V. But it is proved by various methods, that this word has a divine origin, either by signs employed for the enunciation or declaration of the word, such as miracles, predictions and divine appearances — by arguments engrafted on the word itself, such as the matters which it contains, the style and character of the discourse, the agreements between all the parts and each of them, and the efficacy of the word itself; and by the inward testification or witness of God himself by his Holy Spirit. To all these, we add a secondary proof — the testimony of those persons who have received this word as divine.

VI. The force and efficacy of this last testimony is entirely human, and is of importance equal to the quantum of wisdom, probity and constancy possessed by the witnesses. And on this account the authority of the church can make no other kind of faith than that which is human, but which may be preparatory to the production of faith divine. The testimony of the church, therefore, is not the only thing by which the certainty of the Scriptures is confirmed to us; indeed it is not the principle thing; nay, it is the weakest of all those which are adduced in confirmation.

VII. No arguments can be invented for establishing the divinity of any word, which do not belong by most equitable reason to this word; and, on the other hand, it is impossible any arguments can be devised which may conduce even by a probable reason to destroy the divinity of this word.

VIII. Though it be not absolutely necessary to salvation to believe that this or that book is the work of the author whose title it bears; yet this fact may be established by surer arguments than are those which claim the authorship of any other work for the writer.

IX. The Scriptures are canonical in the same way as they are divine; because they contain the rule of faith, charity, hope, and of all our inward and outward actions. They do not, therefore, require human authority in order to their being received into the canon, or considered as canonical. Nay, the relation between God and his creatures, requires that his word should be the rule of life to his creatures.

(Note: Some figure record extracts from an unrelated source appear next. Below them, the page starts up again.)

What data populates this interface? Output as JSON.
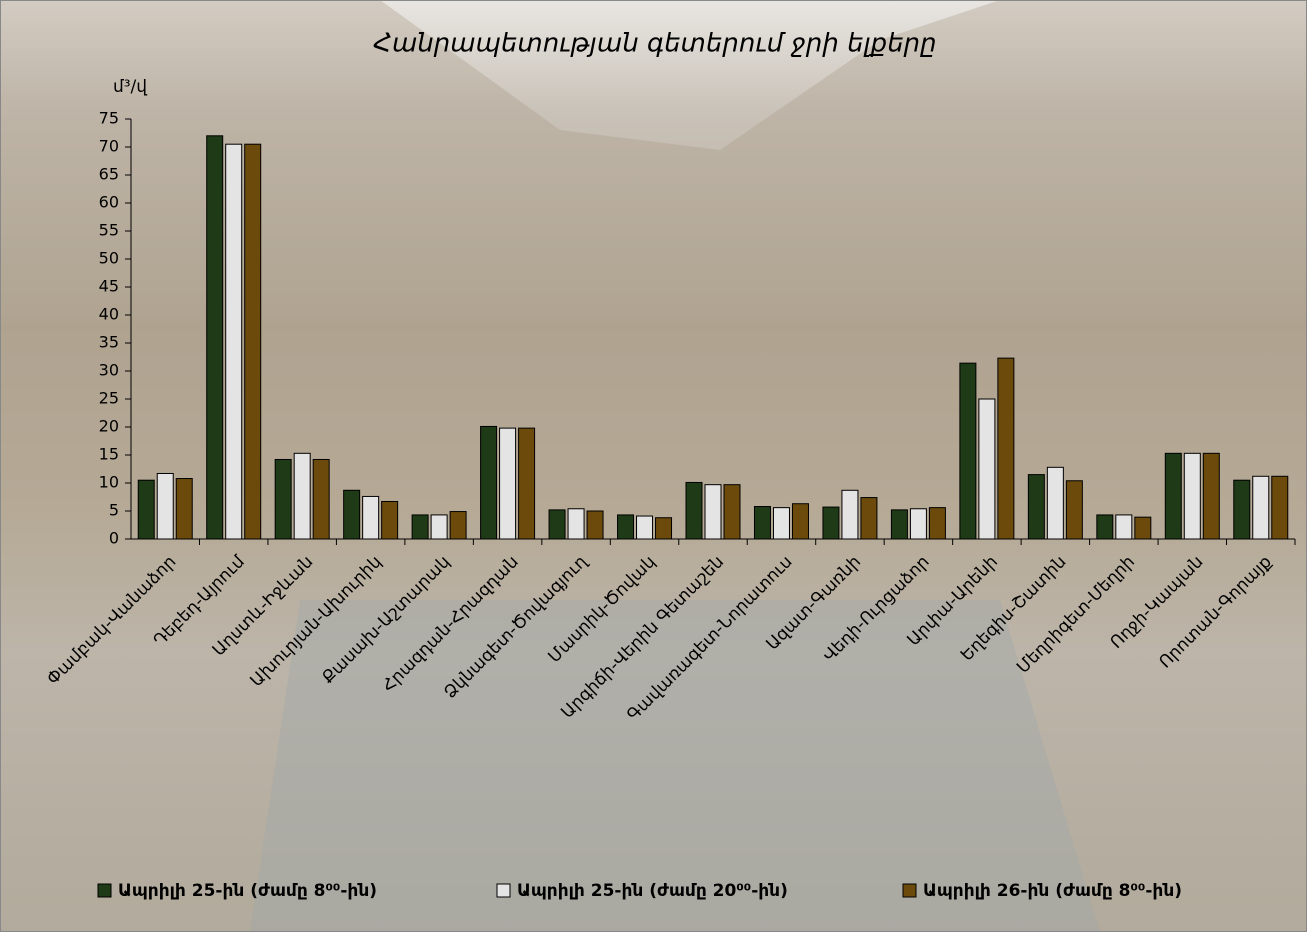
{
  "chart_data": {
    "type": "bar",
    "title": "Հանրապետության գետերում ջրի ելքերը",
    "y_label": "մ³/վ",
    "categories": [
      "Փամբակ-Վանաձոր",
      "Դեբեդ-Այրում",
      "Աղստև-Իջևան",
      "Ախուրյան-Ախուրիկ",
      "Քասախ-Աշտարակ",
      "Հրազդան-Հրազդան",
      "Ձկնագետ-Ծովագյուղ",
      "Մասրիկ-Ծովակ",
      "Արգիճի-Վերին Գետաշեն",
      "Գավառագետ-Նորատուս",
      "Ազատ-Գառնի",
      "Վեդի-Ուրցաձոր",
      "Արփա-Արենի",
      "Եղեգիս-Շատին",
      "Մեղրիգետ-Մեղրի",
      "Ողջի-Կապան",
      "Որոտան-Գորայք"
    ],
    "series": [
      {
        "name": "Ապրիլի 25-ին (ժամը 8⁰⁰-ին)",
        "color": "#1e3a16",
        "values": [
          10.5,
          72,
          14.2,
          8.7,
          4.3,
          20.1,
          5.2,
          4.3,
          10.1,
          5.8,
          5.7,
          5.2,
          31.4,
          11.5,
          4.3,
          15.3,
          10.5
        ]
      },
      {
        "name": "Ապրիլի 25-ին (ժամը 20⁰⁰-ին)",
        "color": "#e4e4e4",
        "values": [
          11.7,
          70.5,
          15.3,
          7.6,
          4.3,
          19.8,
          5.4,
          4.1,
          9.7,
          5.6,
          8.7,
          5.4,
          25,
          12.8,
          4.3,
          15.3,
          11.2
        ]
      },
      {
        "name": "Ապրիլի 26-ին (ժամը 8⁰⁰-ին)",
        "color": "#6b4a0c",
        "values": [
          10.8,
          70.5,
          14.2,
          6.7,
          4.9,
          19.8,
          5.0,
          3.8,
          9.7,
          6.3,
          7.4,
          5.6,
          32.3,
          10.4,
          3.9,
          15.3,
          11.2
        ]
      }
    ],
    "ylim": [
      0,
      75
    ],
    "yticks": [
      0,
      5,
      10,
      15,
      20,
      25,
      30,
      35,
      40,
      45,
      50,
      55,
      60,
      65,
      70,
      75
    ],
    "grid": false,
    "legend": "bottom"
  }
}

X. We assert that, for the establishment of the divinity of the Scriptures of the Old and New Testament, this disjunctive proposition is of irrefutable validity: Either the Scriptures are divine, or (far be blasphemy from the expression!) they are the most foolish of all writings, whether they be said to have proceeded from man, or from the evil spirit.

COROLLARIES

I. To affirm “that the authority of the Scriptures depends upon the church, because the church is more ancient than the Scriptures,” is a falsehood, a foolish speech, an implication of manifold contradictions and blasphemy.

II. The authority of the Roman pontiff to bear witness to the divinity of the Scriptures, is less than that of any bishop who is wiser and better than he, and possessed of greater constancy.